With this in mind, I sat down with the other three actors and Raquel (the director) to find out what my dreaded theater performance would entail. "It'll be really fun... no worries," Raquel told us at lunch. We were going to act out a Spanish wedding- there would be a bride and groom (Jon and Katka), a priest (Javier), and then me... the pregnant lover who would protest the wedding. PERFECT role for someone with stage fright, right?
Well, it got better. And my wall got bigger. As we rehearsed, I started seriously freaking out. Not really from the play, but rather from the build up of jet lag, the immersion, it being day three, and then learning I'd have to sing one of my lines. If I hadn't been so tired, I might have walked off the set, or had a full on nervous breakdown, telenovela-style.
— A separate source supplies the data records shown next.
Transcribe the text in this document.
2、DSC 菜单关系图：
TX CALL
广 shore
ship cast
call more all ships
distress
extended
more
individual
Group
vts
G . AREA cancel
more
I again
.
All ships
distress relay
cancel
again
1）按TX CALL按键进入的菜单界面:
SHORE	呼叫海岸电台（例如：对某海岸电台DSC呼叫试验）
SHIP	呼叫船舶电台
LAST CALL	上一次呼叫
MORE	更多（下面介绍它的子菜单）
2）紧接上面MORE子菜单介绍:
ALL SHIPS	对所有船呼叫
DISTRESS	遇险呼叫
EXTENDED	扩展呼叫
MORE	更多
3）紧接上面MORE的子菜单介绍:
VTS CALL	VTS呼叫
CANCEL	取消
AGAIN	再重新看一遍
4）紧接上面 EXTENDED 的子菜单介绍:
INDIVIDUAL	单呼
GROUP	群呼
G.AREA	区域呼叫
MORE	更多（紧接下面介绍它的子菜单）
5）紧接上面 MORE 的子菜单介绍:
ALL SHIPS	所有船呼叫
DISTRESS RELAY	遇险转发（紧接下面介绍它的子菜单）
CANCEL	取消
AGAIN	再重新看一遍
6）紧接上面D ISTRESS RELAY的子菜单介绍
But here's where that darn magic of Pueblo Español comes in again. I thought back to those original instructions... listen, speak, and enjoy. Enjoy. I realized that this wasn't the end of the world. I could actually just not get so worried about it, and have fun. Just like I was doing with the language- not getting too wrapped up in all the mistakes I was inevitably making, I could also do the same with my acting debut. I mustered up my Diverbo courage and put on my magical shoes, a dress, fake baby, and purple wig... and BOOM did something I'd never done before. When show time came, I found it actually wasn't that bad. Now, I'm not signing up for any plays in the future, but bottom line, I survived, and it was pretty cool.
This is what's happening here- all of us - the Anglo students and the Spaniards are surprising ourselves in what we're saying and doing. If the Spaniard teachers' experience is anything like mine when I was a volunteer at Pueblo Ingles, they are growing just as much as the students are.
This program is life changing. Period.
And that, my friends, is pretty magical.